Syekh Siti Jenar Menyatu dengan Dzat (Ajal) 42

“Janganlah andika berkata demikian, Gempol!” tatap Kebo Benowo. “Bukankah Syekh Siti Jenar juga guru kita dan telah mengajarkan ilmu yang kita pinta, sehingga memiliki kesaktian tak terbatas.”

“Namun menurut hemat saya, mereka itu telah benar-benar mempelajari ilmu yang di anut Syekh Siti Jenar?” kerut Joyo Dento.

“Bukankah kita juga mempelajari ilmu beliau?” tukas Loro Gempol, “Tapi kita tidak berlaku seperti mereka?”

“Karena jiwa kita belum sempurna, Gempol.”

“Maksud, Ki Benowo?”

“Yang kita pelajari dari Syekh Siti Jenar bukanlah ilmu kebhatinan menuju jalan ma’rifat. Tetapi yang kita pelajari dari beliau adalah ilmu kesaktian dan keduniawian, bagai mana kita menjadi perkasa dan penguasa.” terang Kebo Benowo.

“Ya, benar itu, Ki Benowo.” Joyo Dento menganggukan kepala. “Meskipun saya hanya sebentar berada di padepokan Syekh Siti Jenar, sudah paham betul keadaan di sana. Mereka tidak memiliki ambisi untuk menjadi apa pun di dunia ini. Saya yakin mereka punya anggapan bahwa dunia ini tidak berarti apa-apa jika dibandingkan dengan kebahagiaan jiwa yang sedang mereka rasakan pada saat ini.”

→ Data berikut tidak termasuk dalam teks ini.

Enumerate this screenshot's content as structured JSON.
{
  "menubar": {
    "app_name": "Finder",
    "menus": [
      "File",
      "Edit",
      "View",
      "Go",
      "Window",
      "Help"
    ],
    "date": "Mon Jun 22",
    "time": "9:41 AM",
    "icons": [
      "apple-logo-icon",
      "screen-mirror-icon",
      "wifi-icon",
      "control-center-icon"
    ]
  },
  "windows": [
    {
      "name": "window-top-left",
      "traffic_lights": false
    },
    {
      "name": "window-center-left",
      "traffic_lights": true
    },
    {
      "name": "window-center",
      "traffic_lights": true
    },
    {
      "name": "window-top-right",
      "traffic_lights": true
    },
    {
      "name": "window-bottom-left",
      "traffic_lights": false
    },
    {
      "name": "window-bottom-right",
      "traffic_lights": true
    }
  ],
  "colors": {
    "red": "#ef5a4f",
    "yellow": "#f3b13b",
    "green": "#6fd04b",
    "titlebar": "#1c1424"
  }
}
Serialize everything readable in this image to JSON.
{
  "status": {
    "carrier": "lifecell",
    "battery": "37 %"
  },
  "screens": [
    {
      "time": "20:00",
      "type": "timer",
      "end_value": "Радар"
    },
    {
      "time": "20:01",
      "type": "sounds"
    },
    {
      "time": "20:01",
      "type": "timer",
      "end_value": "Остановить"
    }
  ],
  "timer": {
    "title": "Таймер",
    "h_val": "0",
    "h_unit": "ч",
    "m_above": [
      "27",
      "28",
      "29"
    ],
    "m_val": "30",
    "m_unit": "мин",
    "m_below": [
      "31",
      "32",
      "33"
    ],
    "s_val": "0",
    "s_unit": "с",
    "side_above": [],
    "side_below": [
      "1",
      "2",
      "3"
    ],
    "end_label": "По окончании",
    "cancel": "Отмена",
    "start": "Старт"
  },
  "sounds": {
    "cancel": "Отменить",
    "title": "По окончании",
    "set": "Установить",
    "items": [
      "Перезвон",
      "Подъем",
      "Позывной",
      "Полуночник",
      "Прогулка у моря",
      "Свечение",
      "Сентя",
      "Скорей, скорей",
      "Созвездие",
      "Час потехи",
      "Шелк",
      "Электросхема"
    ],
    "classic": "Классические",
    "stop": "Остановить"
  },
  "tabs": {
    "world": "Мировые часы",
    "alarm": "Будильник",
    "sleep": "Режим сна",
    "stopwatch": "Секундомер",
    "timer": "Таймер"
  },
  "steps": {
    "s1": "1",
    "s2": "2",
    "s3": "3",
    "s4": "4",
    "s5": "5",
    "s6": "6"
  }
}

“Tidak masuk akal!” Loro Gempol garuk-garuk kepal. “Bukankah orang menjadi sakti dan menuntut ilmu itu demi kekuasan, harta berlimpah, dan mendapatkan perempuan-perempuan cantik?”

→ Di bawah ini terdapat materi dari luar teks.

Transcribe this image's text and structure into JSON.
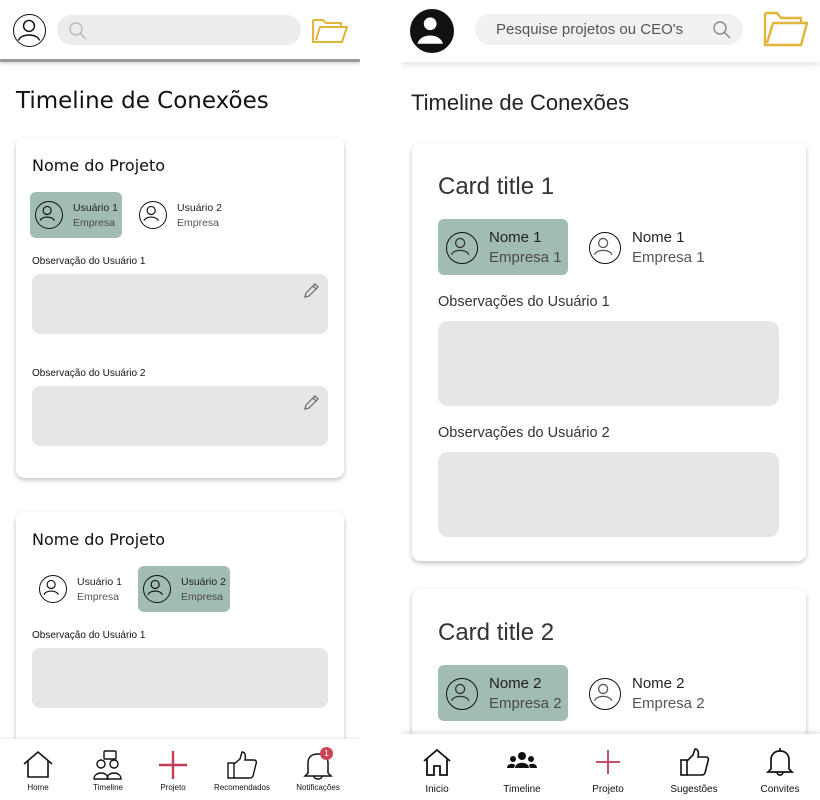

“Sudahlah, Gempol! Kita tidak perlu ambil pusing dengan mereka. Karena kita bukan mereka, mereka bukan kita. Tujuannya pun berbeda, mereka mendapatkan ilmu demi tercapainnya ma’rifat dan kemanunggalan dengan Gusti. Sedangkan bagi kita itu semua tidak mendapatkan tempat dihati, yang harus kita dapat adalah kekuasaan negeri Demak Bintoro.” tandas Kebo Benowo.

“Benar, sangat jernih pemikiran andika, Ki Benowo.” Joyo Dento mengacungkan jempolnya.

***

Matahari senja di langit sebelah barat tampak menyipratkan warna merah, mengubah putihnya awan menjadi jingga. Seakan-akan cipratan darah di atas serpihan kain putih.

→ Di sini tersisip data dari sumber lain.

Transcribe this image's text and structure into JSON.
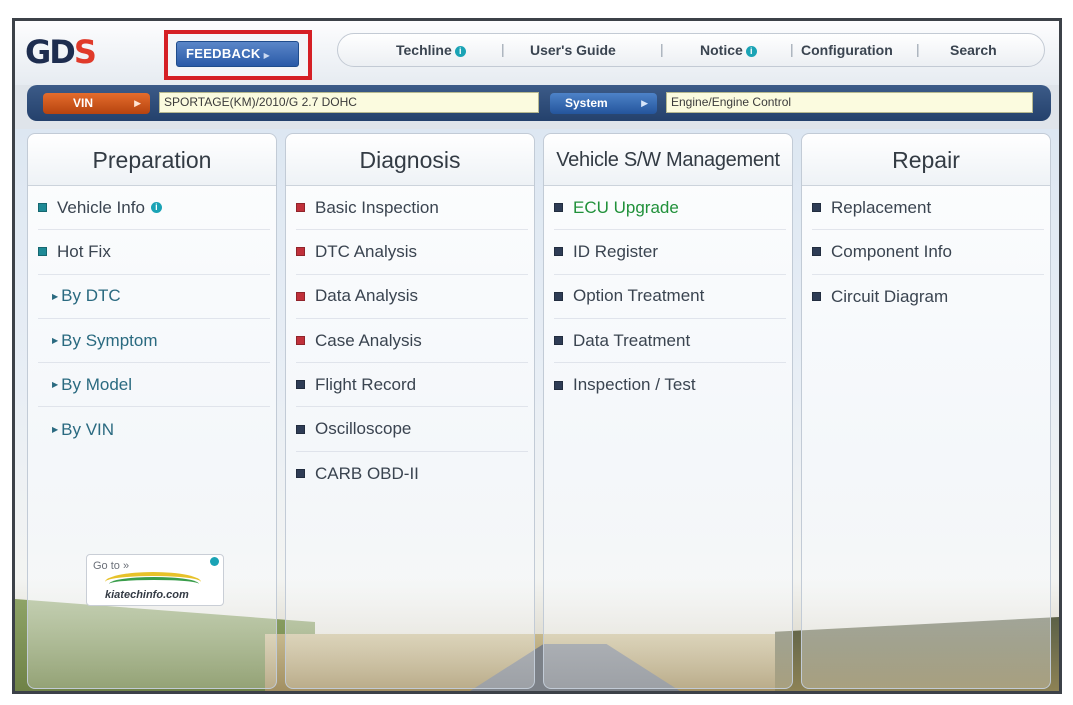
{
  "header": {
    "logo": {
      "main": "GD",
      "accent": "S"
    },
    "feedback_label": "FEEDBACK",
    "nav": [
      {
        "label": "Techline",
        "info": true
      },
      {
        "label": "User's Guide",
        "info": false
      },
      {
        "label": "Notice",
        "info": true
      },
      {
        "label": "Configuration",
        "info": false
      },
      {
        "label": "Search",
        "info": false
      }
    ]
  },
  "vehicle_bar": {
    "vin_label": "VIN",
    "vin_value": "SPORTAGE(KM)/2010/G 2.7 DOHC",
    "system_label": "System",
    "system_value": "Engine/Engine Control"
  },
  "panels": {
    "preparation": {
      "title": "Preparation",
      "items": [
        {
          "label": "Vehicle Info",
          "info": true
        },
        {
          "label": "Hot Fix"
        }
      ],
      "sub_items": [
        "By DTC",
        "By Symptom",
        "By Model",
        "By VIN"
      ],
      "badge": {
        "goto": "Go to",
        "site": "kiatechinfo.com"
      }
    },
    "diagnosis": {
      "title": "Diagnosis",
      "items": [
        "Basic Inspection",
        "DTC Analysis",
        "Data Analysis",
        "Case Analysis",
        "Flight Record",
        "Oscilloscope",
        "CARB OBD-II"
      ]
    },
    "vehicle_sw": {
      "title": "Vehicle S/W Management",
      "items": [
        "ECU Upgrade",
        "ID Register",
        "Option Treatment",
        "Data Treatment",
        "Inspection / Test"
      ]
    },
    "repair": {
      "title": "Repair",
      "items": [
        "Replacement",
        "Component Info",
        "Circuit Diagram"
      ]
    }
  },
  "colors": {
    "highlight_border": "#d51f25",
    "vin_button": "#d9591c",
    "system_button": "#3468b2",
    "field_bg": "#fbfbdf",
    "info_dot": "#1aa3b5",
    "active_item": "#20913a"
  }
}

Ki Bisono, Ki Donoboyo, Ki Chantulo, Ki Pringgoboyo, Ki Ageng Tingkir dan para murid lainnya menyaksikan peristiwa itu dari ketinggian tangga yang menuju padepokan Syekh Siti Jenar.

“Seperti suatu pertanda, Ki Bisono?” tatap Ki Donoboyo pada rekannya.

“Namun pertanda apakah gerangan jika memang itu sebuah pertanda?” Ki Bisono mengerutkan dahinya.

“Saya kira itu hal biasa, Ki.” Ki Pringgoboyo seakan tidak tertarik dengan fenomena alam tersebut.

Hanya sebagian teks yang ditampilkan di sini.